Multiple edges with same edgeid using VertexCentric indices after modifications to MULTI edge #301

pankajydv · 2017-06-03T15:19:36Z

The issue reproduces randomly on my production environment (on Titan), and reproduces on my dev environment pretty easily even with the ConsistencyModifier of the edge set to LOCK.

Following is the code, I used to reproduce the issue on my local environment on JanusGraph 0.1.1, Backed by Apache Cassandra 2.1.7

//Edge
label = mgmt.makeEdgeLabel(HIE_CHILD).multiplicity(Multiplicity.MULTI).make();
mgmt.setConsistency(label, ConsistencyModifier.LOCK);
		
//VertexCentric Index
mgmt.buildEdgeIndex(label, "HSCCERDecr", Direction.BOTH, Order.decr,
	mgmt.getPropertyKey(HOSTID_E),
	mgmt.getPropertyKey(STATUS_E),
	mgmt.getPropertyKey(CMSTYPE_E),
	mgmt.getPropertyKey(HRANK));

The problem is If I try to concurrently modify an edge with n threads, I get n copies of the same edge, with same edgeid and then gremlin queries start behaving very abruptly. Like if the direct children on some vertex are m, and if I fire a query which uses the VertexCentricIndex the number of children returned are m+n (n is the number of threads I used for concurrent modifications). I used the following code to reproduce the issue.

JanusGraphTransaction trxn = graph.newTransaction();
GraphTraversalSource g = trxn.traversal();
Edge edge = (Edge) g.V().has("msid", parent).outE("hie_child").as("e")
	.has("hostid_e", hostid)
	.inV().has("msid", child)
	.select("e").next();

Long updatedAt = random.nextLong();
			
edge.property("hrank", random.nextInt());
edge.property("updatedAt_e", updatedAt);
			
trxn.commit();

Following is the behavior, I observed through gremlin console:

Before the concurrent modification, number of edges with or without the VertexCentric index are same.

gremlin> g.V().has('msid', 1000000).outE('hie_child').as('e').inV().has('msid', 1000002).select('e').count()
==>1
gremlin> g.V().has('msid', 1000000).outE('hie_child').has('hostid_e', 83).as('e').inV().has('msid', 1000002).select('e').count()
==>1

After the concurrent modification with 10 threads.
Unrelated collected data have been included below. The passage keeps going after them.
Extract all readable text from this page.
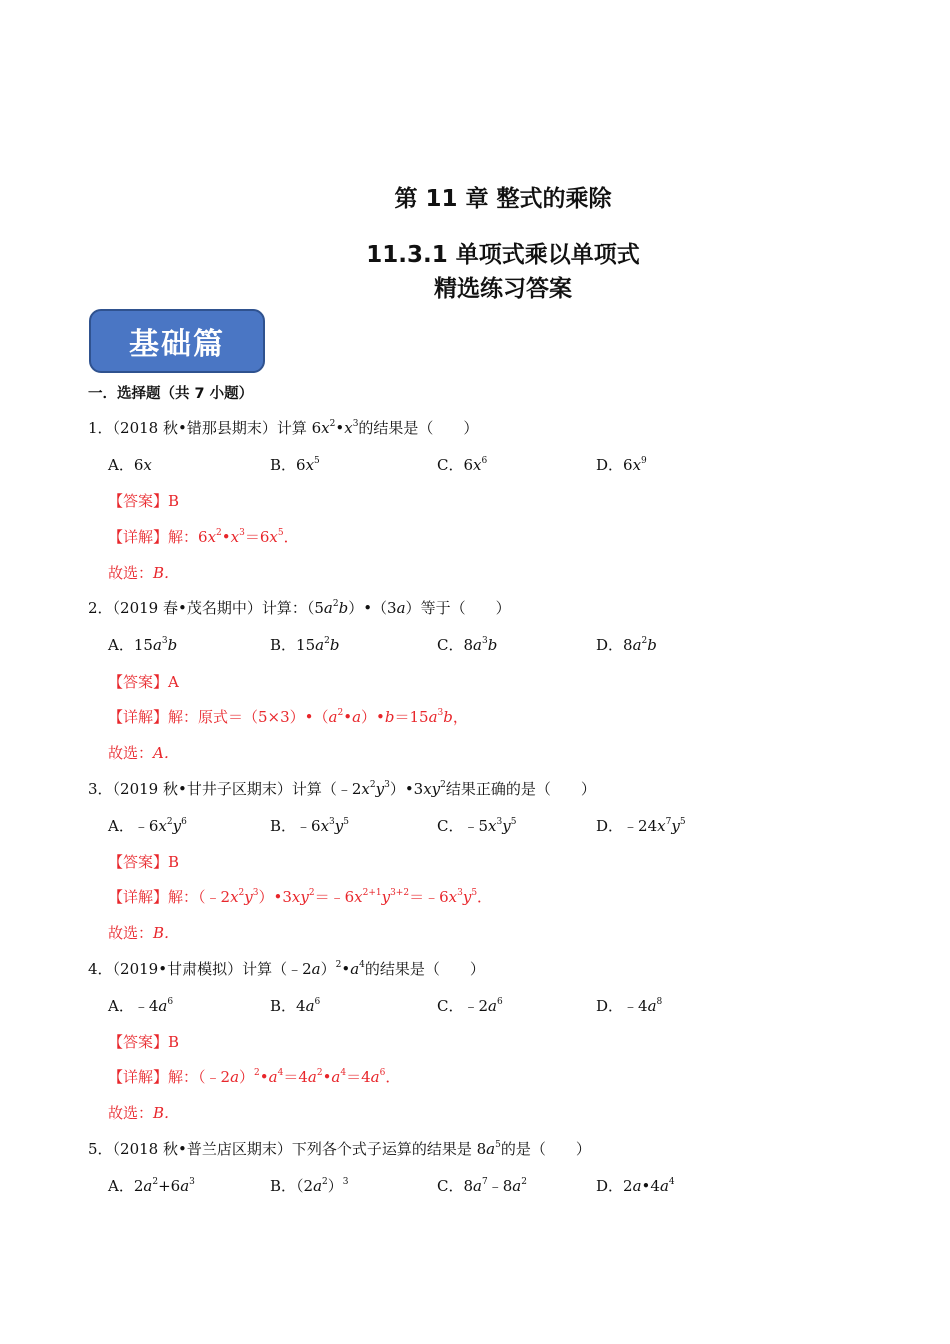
第 11 章 整式的乘除
11.3.1 单项式乘以单项式
精选练习答案
基础篇
一．选择题（共 7 小题）
1．（2018 秋•错那县期末）计算 $6x^2•x^3$的结果是（　　）
A．6x	B．$6x^5$	C．$6x^6$	D．$6x^9$
【答案】B
【详解】解：$6x^2•x^3=6x^5$．
故选：B．
2．（2019 春•茂名期中）计算：$(5a^2b)•(3a)$等于（　　）
A．$15a^3b$	B．$15a^2b$	C．$8a^3b$	D．$8a^2b$
【答案】A
【详解】解：原式$=(5\times 3)•(a^2•a)•b=15a^3b$，
故选：A．
3．（2019 秋•甘井子区期末）计算$(﹣2x^2y^3)•3xy^2$结果正确的是（　　）
A．$﹣6x^2y^6$	B．$﹣6x^3y^5$	C．$﹣5x^3y^5$	D．$﹣24x^7y^5$
【答案】B
【详解】解：$(﹣2x^2y^3)•3xy^2=﹣6x^{2+1}y^{3+2}=﹣6x^3y^5$．
故选：B．
4．（2019•甘肃模拟）计算$(﹣2a)^2•a^4$的结果是（　　）
A．$﹣4a^6$	B．$4a^6$	C．$﹣2a^6$	D．$﹣4a^8$
【答案】B
【详解】解：$(﹣2a)^2•a^4=4a^2•a^4=4a^6$．
故选：B．
5．（2018 秋•普兰店区期末）下列各个式子运算的结果是 $8a^5$的是（　　）
A．$2a^2+6a^3$	B．$(2a^2)^3$	C．$8a^7﹣8a^2$	D．$2a•4a^4$
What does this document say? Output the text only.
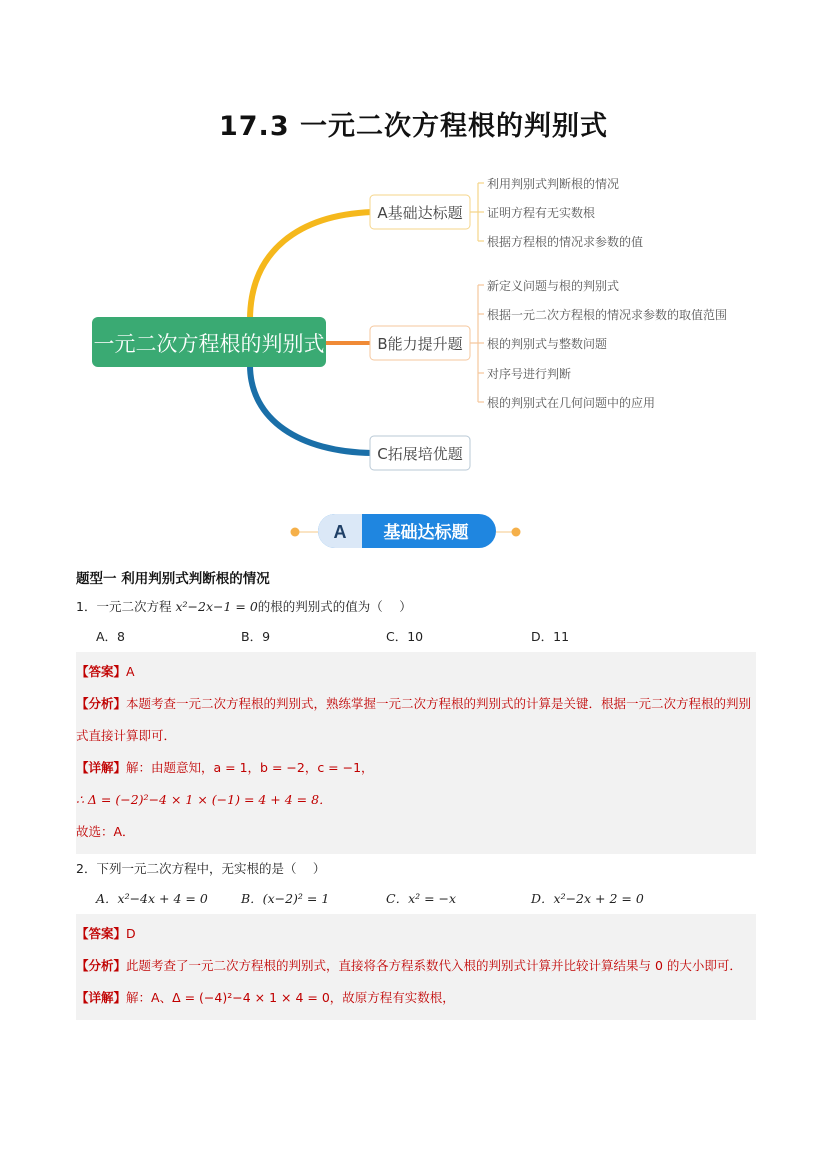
17.3 一元二次方程根的判别式
一元二次方程根的判别式
A基础达标题
利用判别式判断根的情况
证明方程有无实数根
根据方程根的情况求参数的值
B能力提升题
新定义问题与根的判别式
根据一元二次方程根的情况求参数的取值范围
根的判别式与整数问题
对序号进行判断
根的判别式在几何问题中的应用
C拓展培优题
A 基础达标题
题型一 利用判别式判断根的情况
1．一元二次方程 x²−2x−1 = 0的根的判别式的值为（　 ）
A．8	B．9	C．10	D．11
【答案】A
【分析】本题考查一元二次方程根的判别式，熟练掌握一元二次方程根的判别式的计算是关键．根据一元二次方程根的判别式直接计算即可．
【详解】解：由题意知，a = 1，b = −2，c = −1，
∴ Δ = (−2)²−4 × 1 × (−1) = 4 + 4 = 8．
故选：A．
2．下列一元二次方程中，无实根的是（　 ）
A．x²−4x + 4 = 0	B．(x−2)² = 1	C．x² = −x	D．x²−2x + 2 = 0
【答案】D
【分析】此题考查了一元二次方程根的判别式，直接将各方程系数代入根的判别式计算并比较计算结果与 0 的大小即可．
【详解】解：A、Δ = (−4)²−4 × 1 × 4 = 0，故原方程有实数根，
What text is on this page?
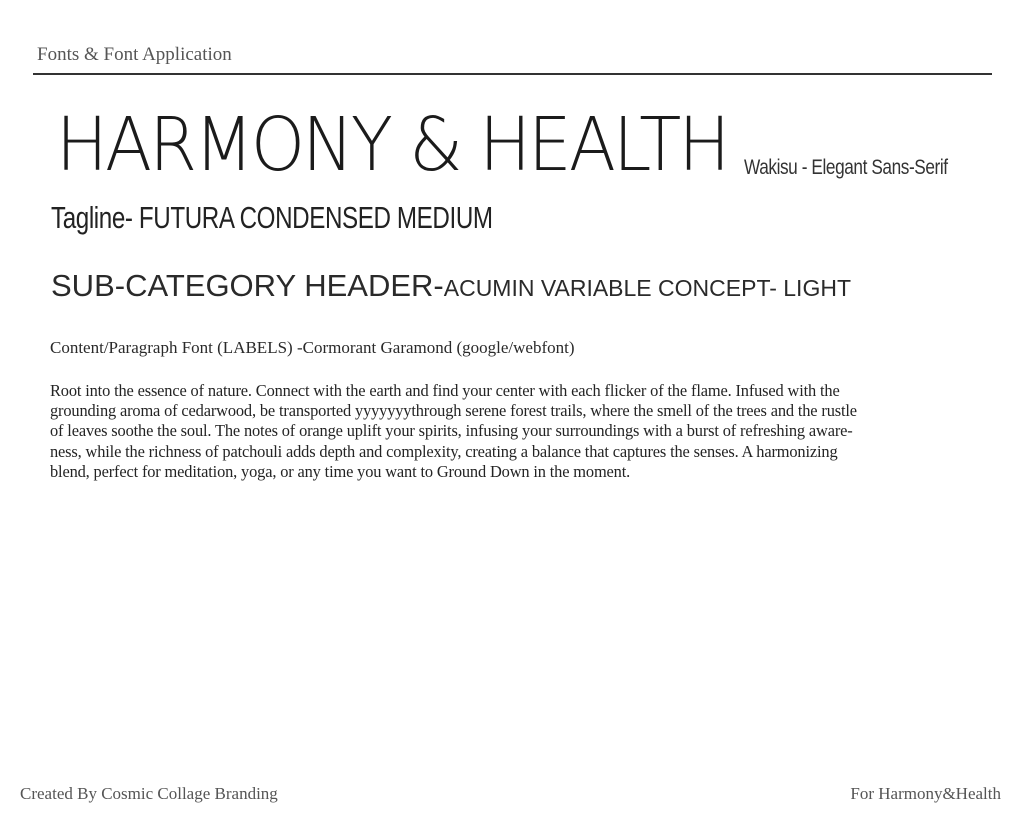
Fonts & Font Application
HARMONY & HEALTH Wakisu - Elegant Sans-Serif
Tagline- FUTURA CONDENSED MEDIUM
SUB-CATEGORY HEADER-ACUMIN VARIABLE CONCEPT- LIGHT
Content/Paragraph Font (LABELS) -Cormorant Garamond (google/webfont)
Root into the essence of nature. Connect with the earth and find your center with each flicker of the flame. Infused with the
grounding aroma of cedarwood, be transported yyyyyyythrough serene forest trails, where the smell of the trees and the rustle
of leaves soothe the soul. The notes of orange uplift your spirits, infusing your surroundings with a burst of refreshing aware-
ness, while the richness of patchouli adds depth and complexity, creating a balance that captures the senses. A harmonizing
blend, perfect for meditation, yoga, or any time you want to Ground Down in the moment.
Created By Cosmic Collage Branding	For Harmony&Health
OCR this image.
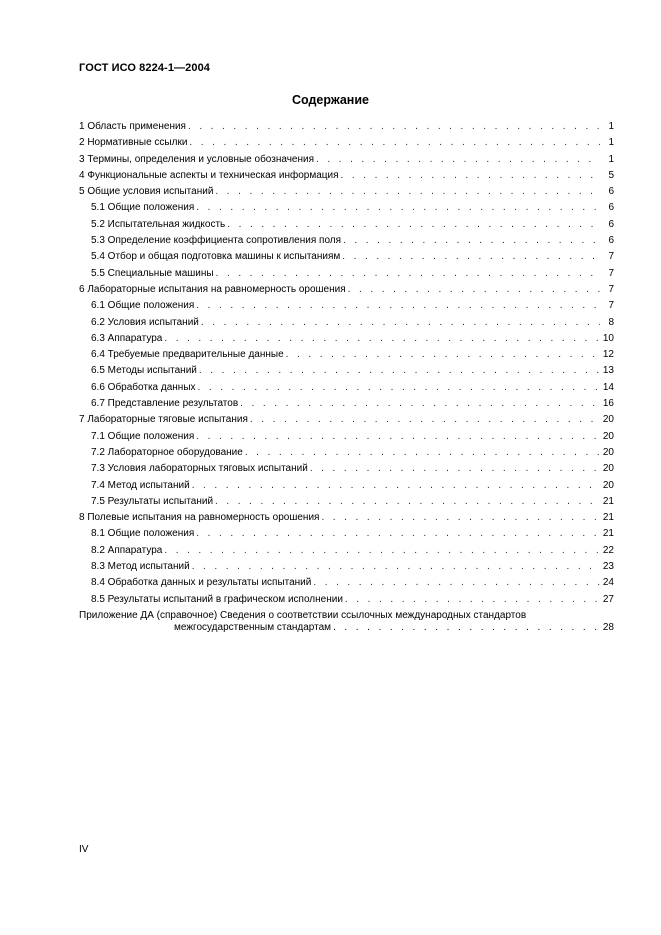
ГОСТ ИСО 8224-1—2004
Содержание
1 Область применения . . .	1
2 Нормативные ссылки . . .	1
3 Термины, определения и условные обозначения . . .	1
4 Функциональные аспекты и техническая информация . . .	5
5 Общие условия испытаний . . .	6
5.1 Общие положения . . .	6
5.2 Испытательная жидкость . . .	6
5.3 Определение коэффициента сопротивления поля . . .	6
5.4 Отбор и общая подготовка машины к испытаниям . . .	7
5.5 Специальные машины . . .	7
6 Лабораторные испытания на равномерность орошения . . .	7
6.1 Общие положения . . .	7
6.2 Условия испытаний . . .	8
6.3 Аппаратура . . .	10
6.4 Требуемые предварительные данные . . .	12
6.5 Методы испытаний . . .	13
6.6 Обработка данных . . .	14
6.7 Представление результатов . . .	16
7 Лабораторные тяговые испытания . . .	20
7.1 Общие положения . . .	20
7.2 Лабораторное оборудование . . .	20
7.3 Условия лабораторных тяговых испытаний . . .	20
7.4 Метод испытаний . . .	20
7.5 Результаты испытаний . . .	21
8 Полевые испытания на равномерность орошения . . .	21
8.1 Общие положения . . .	21
8.2 Аппаратура . . .	22
8.3 Метод испытаний . . .	23
8.4 Обработка данных и результаты испытаний . . .	24
8.5 Результаты испытаний в графическом исполнении . . .	27
Приложение ДА (справочное) Сведения о соответствии ссылочных международных стандартов
межгосударственным стандартам . . .	28
IV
I see 10 edges between the parent/child with VertexCentric index and only 1 wihtout the index.

gremlin> g.V().has('msid', 1000000).outE('hie_child').has('hostid_e', 83).as('e').inV().has('msid', 1000002).select('e').count()
==>10
gremlin> g.V().has('msid', 1000000).outE('hie_child').as('e').inV().has('msid', 1000002).select('e').count()
==>1

If I try to drop only a single edge, it seems as if all the edges are dropped.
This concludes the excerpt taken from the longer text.